Even though I’ve never lived in Wisconsin before, I feel like I’m back home. I grew up in a small town in northwestern Ohio. When I was growing up, many people were no longer making their living in agriculture, and many farmers worked day jobs in factories. Still, life was dominated by agriculture. I would later joke that for fun, we had barbecues and watched the corn grow.
The area of South Carolina in which I lived was never dominated by agriculture. The economy and culture were very different.
We visited the Dane County Farmer’s Market on our first Saturday in Madison. Corrie has already gotten to know many of the farmers and we enjoy the products of their fields and pastures. As rector of a downtown church that is adjacent to the Farmer’s Market, I am intrigued by how we might minister in that context. What is our role? We are studying issues of food, sustainability, and hunger in our adult ed program this fall, but it seems to me there is much more that we could do.

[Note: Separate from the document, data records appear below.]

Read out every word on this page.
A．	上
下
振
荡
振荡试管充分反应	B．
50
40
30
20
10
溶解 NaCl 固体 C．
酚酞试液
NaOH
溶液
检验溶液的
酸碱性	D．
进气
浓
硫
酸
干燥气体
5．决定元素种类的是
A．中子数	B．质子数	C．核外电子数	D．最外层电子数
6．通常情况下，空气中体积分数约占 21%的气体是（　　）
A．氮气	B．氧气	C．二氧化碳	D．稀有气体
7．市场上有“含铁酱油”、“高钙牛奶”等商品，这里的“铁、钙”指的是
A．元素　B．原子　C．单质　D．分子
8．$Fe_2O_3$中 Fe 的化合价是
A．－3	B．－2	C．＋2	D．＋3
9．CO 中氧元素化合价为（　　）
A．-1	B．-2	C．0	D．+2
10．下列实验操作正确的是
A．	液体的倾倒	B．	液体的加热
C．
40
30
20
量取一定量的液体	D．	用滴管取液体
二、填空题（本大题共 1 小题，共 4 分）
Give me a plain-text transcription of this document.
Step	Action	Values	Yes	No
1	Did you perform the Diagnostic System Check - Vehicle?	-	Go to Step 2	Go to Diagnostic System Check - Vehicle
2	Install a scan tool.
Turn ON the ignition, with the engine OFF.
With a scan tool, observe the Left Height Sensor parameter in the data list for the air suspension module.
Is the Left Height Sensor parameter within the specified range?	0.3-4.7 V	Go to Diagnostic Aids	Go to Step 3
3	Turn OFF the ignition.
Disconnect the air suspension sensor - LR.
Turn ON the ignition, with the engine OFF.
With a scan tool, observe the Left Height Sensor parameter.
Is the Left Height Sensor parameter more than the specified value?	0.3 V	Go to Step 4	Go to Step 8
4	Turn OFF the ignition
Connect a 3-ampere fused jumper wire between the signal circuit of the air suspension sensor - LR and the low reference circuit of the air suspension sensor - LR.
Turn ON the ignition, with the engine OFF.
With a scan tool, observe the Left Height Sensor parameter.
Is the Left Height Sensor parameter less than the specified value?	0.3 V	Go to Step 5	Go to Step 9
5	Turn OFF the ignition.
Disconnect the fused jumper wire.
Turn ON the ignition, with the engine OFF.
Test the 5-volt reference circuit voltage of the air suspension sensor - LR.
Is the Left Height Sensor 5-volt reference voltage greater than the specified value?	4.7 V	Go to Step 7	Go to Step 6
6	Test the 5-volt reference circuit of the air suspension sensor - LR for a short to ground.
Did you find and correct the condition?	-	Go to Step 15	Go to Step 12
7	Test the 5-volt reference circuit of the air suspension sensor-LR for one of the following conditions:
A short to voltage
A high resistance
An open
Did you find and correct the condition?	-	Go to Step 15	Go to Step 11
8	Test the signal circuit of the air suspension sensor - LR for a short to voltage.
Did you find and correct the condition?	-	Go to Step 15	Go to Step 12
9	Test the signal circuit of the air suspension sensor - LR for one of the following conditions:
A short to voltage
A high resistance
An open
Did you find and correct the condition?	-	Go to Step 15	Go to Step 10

I’m fascinated by a recent article in the Chronicle of Higher Education that discusses the plight of rural communities in the Midwest. It’s available here. Much of what is described resonates with my experience. It wasn’t so much that people urged me to leave. I never felt comfortable there, even as a child, so I jumped at the opportunity to leave, even if it was only to a college town slightly larger, ninety miles away.
Still, after I had really left the Midwest for Boston, I tried to come back for a summer, to see if I might live, and work, in my hometown. I realized I couldn’t.
The question I’ve been asking myself since I’m back in the Midwest is what is our role as an urban church, and my role as a priest in an urban parish, in reaching out to our rural neighbors?